Recommended Ingredients in Vision Supplements
As research continues on the benefits of vision supplements in reducing the risk of eye problems (and perhaps in improving visual acuity in healthy eyes), it seems wise to supplement your diet with a daily eye supplement that contains many, if not all, of the following ingredients.Most of these vitamins and nutrients may play a key role in reducing inflammation and oxidative changes associated with the development of degenerative diseases, including chronic and age-related eye problems:
Eye supplements can help fill in nutritional gaps in a less-than-perfect diet.
- Vitamin A and beta-carotene. Vitamin A (and its precursor, beta-carotene) is necessary for night vision, wound healing and proper functioning of the immune system. Though supplemental beta-carotene has been associated with greater risk of certain cancers among smokers and previous smokers, obtaining a healthy amount of beta-carotene from natural food sources does not appear to elevate this risk.
- Vitamin B complex (including vitamins B1, B2, B3, B5, B6, B12 folic acid, biotin and choline). B complex vitamins may help reduce chronic inflammation and prevent elevated homocysteine levels in the blood, which have been associated with vascular problems affecting the retina. B vitamins also may play a role in reducing the risk of macular degeneration and in the treatment of uveitis, a common cause of blindness.

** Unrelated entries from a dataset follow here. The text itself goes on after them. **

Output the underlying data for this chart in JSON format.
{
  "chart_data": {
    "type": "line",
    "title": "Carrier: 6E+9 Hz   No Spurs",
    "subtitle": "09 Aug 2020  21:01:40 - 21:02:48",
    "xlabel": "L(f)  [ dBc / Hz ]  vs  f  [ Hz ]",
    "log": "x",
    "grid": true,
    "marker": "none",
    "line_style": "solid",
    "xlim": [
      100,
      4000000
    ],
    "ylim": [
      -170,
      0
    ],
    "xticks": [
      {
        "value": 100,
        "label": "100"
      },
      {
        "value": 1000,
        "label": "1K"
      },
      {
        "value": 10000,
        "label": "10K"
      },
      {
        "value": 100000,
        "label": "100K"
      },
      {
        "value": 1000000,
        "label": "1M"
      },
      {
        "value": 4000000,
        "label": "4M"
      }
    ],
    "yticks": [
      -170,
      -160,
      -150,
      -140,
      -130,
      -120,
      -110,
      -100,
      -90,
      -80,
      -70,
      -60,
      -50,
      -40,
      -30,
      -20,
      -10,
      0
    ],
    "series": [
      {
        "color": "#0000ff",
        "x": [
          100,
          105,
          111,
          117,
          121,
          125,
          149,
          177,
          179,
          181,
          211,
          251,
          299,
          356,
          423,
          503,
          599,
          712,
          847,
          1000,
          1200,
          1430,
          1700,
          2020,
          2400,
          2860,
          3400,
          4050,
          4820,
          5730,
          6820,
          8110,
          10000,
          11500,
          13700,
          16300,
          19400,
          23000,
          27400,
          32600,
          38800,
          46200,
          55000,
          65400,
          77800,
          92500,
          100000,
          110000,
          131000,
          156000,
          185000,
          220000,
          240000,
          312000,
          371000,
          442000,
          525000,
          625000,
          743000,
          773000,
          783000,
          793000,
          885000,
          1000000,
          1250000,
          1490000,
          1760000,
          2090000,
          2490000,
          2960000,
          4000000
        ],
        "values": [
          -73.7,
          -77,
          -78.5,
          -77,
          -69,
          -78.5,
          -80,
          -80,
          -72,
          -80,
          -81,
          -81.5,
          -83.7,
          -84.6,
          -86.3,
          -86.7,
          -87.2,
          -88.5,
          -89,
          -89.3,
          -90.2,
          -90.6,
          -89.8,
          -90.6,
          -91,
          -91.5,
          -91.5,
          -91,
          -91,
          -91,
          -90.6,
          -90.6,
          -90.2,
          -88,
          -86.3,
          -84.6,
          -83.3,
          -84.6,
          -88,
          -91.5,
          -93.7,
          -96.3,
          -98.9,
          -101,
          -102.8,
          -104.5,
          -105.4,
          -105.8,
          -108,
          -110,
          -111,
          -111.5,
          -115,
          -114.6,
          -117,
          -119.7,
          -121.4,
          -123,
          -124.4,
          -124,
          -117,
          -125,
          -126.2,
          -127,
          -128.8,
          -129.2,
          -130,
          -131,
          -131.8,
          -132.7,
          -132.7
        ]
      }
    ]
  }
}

- Vitamin C. Some studies have found vitamin C, a powerful antioxidant, is associated with reduced risk of cataracts.
- Vitamin D. Recent literature suggests vitamin D deficiency is widespread, especially during winter months in cold climates. Research suggests vitamin D is associated with a lower risk of macular degeneration.
- Vitamin E. Another component of AREDS and AREDS2 supplements, vitamin E has been associated with reduced risk of cataracts in other studies.
- Lutein and zeaxanthin. These carotenoids and macular pigments may reduce the risk of macular degeneration and cataracts.
- Phytochemical antioxidants. Plant extracts, such as those from ginkgo biloba and bilberry, contain phytochemicals, which appear to provide protection from oxidative stress in the entire body, including the eyes.
- Omega-3 essential fatty acids. These essential nutrients may reduce the risk of dry eyes and may have other eye health benefits as well.
- Bioflavonoids. Found in many fruits and vegetables, bioflavonoids appear to help the body absorb vitamin C for higher antioxidant efficiency.